A tragic incident involving a Rohingya couple has been widely shared on social media, raising concerns about their treatment in a refugee detention centre near Jammu. The couple, in handcuffs, had to perform the last rites of their 43-day-old baby who passed away at the “holding centre” amidst clashes between inmates and police earlier that week. Several people, including three policemen and Rohingyas, were reportedly injured during the clashes.
On Thursday, the baby’s body of the Rohingya couple was handed over to the relatives at a Rohingya settlement in Jammu. Shockingly, the parents were still in handcuffs when they arrived at the burial site and when the body was handed over for the last rites, as shown in two videos circulated on social media.
However, the jail authorities have denied that the baby died in the clashes. According to Koushal Kumar, the superintendent of Kathua district jail, who is in charge of the holding centre, the baby was suffering from an ailment and passed away two days after the incident at the detention centre.

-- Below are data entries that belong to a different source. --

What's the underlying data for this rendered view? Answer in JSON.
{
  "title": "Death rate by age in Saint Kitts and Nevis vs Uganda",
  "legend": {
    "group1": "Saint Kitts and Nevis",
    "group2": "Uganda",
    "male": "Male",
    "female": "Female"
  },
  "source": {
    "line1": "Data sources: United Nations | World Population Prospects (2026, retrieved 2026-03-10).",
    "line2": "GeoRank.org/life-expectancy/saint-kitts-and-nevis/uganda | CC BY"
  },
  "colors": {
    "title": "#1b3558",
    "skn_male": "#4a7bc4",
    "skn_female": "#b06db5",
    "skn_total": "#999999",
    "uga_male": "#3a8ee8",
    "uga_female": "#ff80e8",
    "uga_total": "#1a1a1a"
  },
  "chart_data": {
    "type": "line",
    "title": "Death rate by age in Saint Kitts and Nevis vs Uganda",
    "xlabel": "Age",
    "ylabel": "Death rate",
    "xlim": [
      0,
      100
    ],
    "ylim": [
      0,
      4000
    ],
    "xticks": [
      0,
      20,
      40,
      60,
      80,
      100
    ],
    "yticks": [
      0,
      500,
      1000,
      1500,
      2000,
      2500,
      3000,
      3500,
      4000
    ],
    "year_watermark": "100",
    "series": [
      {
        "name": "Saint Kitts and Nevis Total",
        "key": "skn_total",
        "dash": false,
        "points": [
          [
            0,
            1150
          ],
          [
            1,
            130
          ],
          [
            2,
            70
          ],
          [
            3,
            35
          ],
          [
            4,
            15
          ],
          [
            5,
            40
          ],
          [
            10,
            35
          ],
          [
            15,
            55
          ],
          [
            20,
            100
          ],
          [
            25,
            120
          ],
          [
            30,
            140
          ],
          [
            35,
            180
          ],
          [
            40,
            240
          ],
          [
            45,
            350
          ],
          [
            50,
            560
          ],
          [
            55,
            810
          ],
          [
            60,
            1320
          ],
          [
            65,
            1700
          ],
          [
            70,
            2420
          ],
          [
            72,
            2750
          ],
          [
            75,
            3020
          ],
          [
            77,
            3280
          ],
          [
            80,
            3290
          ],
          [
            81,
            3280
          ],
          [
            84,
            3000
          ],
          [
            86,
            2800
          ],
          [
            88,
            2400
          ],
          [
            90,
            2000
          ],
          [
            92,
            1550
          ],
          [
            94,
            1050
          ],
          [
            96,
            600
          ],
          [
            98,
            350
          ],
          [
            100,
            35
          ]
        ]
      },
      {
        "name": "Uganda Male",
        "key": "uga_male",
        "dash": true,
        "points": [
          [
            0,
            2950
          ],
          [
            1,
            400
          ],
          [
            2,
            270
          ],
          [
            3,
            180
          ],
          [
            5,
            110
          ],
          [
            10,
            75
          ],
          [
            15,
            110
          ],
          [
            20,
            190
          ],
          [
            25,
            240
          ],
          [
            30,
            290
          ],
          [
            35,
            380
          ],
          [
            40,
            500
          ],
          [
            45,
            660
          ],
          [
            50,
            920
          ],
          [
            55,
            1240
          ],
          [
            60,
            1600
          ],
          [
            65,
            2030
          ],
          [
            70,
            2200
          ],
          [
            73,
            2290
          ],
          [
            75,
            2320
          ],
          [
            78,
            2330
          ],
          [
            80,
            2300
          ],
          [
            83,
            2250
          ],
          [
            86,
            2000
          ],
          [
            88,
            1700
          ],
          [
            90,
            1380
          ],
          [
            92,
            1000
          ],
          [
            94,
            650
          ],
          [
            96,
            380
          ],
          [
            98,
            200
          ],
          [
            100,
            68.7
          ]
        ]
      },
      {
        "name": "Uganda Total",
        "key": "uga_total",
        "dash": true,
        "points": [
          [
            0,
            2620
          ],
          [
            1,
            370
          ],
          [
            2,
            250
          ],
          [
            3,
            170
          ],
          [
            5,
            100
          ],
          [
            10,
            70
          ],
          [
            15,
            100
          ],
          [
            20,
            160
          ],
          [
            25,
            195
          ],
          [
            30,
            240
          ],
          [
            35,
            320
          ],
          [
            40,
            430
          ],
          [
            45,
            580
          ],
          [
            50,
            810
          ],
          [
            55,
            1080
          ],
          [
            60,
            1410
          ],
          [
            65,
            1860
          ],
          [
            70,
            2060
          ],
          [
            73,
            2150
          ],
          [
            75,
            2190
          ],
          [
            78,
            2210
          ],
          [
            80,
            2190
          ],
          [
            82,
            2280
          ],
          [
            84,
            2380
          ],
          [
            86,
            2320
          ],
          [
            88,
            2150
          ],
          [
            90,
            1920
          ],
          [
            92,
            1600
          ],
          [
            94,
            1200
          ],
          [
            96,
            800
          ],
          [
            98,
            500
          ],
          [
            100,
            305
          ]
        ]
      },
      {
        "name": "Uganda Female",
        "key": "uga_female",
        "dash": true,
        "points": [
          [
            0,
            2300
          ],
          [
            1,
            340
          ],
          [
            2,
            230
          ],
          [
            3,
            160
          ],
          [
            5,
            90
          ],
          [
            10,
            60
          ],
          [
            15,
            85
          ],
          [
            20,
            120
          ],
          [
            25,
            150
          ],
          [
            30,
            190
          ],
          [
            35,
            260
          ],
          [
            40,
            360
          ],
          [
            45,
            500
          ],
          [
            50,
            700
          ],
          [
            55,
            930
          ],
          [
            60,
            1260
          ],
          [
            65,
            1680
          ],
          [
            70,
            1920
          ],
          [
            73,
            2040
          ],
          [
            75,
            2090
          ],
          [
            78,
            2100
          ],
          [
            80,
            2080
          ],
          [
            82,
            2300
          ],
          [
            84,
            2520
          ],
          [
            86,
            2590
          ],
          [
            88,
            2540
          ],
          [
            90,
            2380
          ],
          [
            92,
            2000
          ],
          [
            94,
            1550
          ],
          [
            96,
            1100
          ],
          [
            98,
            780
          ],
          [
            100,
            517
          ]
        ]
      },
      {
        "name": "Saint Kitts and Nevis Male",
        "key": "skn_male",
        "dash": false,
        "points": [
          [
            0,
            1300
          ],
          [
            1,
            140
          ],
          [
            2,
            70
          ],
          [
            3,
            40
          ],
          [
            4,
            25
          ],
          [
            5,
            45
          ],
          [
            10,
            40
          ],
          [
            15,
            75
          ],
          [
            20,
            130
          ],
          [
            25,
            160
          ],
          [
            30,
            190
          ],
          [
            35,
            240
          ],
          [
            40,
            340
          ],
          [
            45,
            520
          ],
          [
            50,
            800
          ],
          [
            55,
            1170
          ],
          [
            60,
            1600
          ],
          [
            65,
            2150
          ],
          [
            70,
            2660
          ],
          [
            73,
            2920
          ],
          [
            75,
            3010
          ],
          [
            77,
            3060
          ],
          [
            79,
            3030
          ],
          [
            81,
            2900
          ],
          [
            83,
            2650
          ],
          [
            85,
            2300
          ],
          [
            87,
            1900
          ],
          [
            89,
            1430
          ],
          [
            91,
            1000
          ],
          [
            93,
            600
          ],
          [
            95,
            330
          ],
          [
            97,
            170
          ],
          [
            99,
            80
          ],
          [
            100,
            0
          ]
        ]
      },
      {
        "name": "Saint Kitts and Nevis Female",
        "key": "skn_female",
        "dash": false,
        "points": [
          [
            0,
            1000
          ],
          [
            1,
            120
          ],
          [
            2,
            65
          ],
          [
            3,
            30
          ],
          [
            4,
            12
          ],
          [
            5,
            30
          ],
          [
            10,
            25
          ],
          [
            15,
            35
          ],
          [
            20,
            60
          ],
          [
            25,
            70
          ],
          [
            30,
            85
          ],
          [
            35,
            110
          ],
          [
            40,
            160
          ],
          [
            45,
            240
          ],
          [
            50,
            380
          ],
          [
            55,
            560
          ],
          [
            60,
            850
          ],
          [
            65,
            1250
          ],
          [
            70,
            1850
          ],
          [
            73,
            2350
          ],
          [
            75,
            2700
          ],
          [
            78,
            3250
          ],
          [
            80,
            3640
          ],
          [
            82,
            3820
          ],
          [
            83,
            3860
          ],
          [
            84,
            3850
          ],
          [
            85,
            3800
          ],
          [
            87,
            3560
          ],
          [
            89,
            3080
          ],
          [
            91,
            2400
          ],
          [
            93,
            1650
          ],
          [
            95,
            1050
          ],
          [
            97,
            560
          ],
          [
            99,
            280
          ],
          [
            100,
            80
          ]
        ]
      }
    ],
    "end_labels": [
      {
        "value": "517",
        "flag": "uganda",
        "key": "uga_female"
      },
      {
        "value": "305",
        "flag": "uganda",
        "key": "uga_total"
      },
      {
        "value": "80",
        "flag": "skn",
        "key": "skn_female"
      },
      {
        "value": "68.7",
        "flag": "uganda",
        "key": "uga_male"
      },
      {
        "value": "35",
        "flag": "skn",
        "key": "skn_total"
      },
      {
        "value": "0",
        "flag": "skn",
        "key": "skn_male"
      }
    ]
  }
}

In the aftermath of the clashes, the police filed an FIR against Rohingyas who were allegedly involved in stone-pelting at the Hiranagar sub-jail, which has been designated as the holding centre for Rohingyas. Currently, 271 Rohingyas, including 144 women and children, are detained at the holding centre.
The clashes were triggered by Rohingyas, who held multiple hunger strike protests in the holding centre, demanding their release and deportation to Myanmar. In response, the police used lathi charge and tear-gas shelling to control the situation.
Salim Mohammad and his wife had been in Jammu since 2012. They were arrested by the police during the checking of refugee cards issued by the UN, even though Salim had a UNHCR card that permits Rohingyas to stay as refugees. The family was subsequently lodged at the Jammu district jail at Ambphalla before being transferred to the holding centre in Hiranagar in 2021. During their time at the centre, the couple had two more children.
The incident has brought attention to the longstanding demands from political parties and right-wing groups for the deportation of Rohingya refugees from Jammu. These groups claim that Rohingyas have been settled in Jammu as part of a conspiracy to alter the region’s demographics, and this has led to hundreds of shanties and hutments of the Rohingyas being burnt in the area over the years.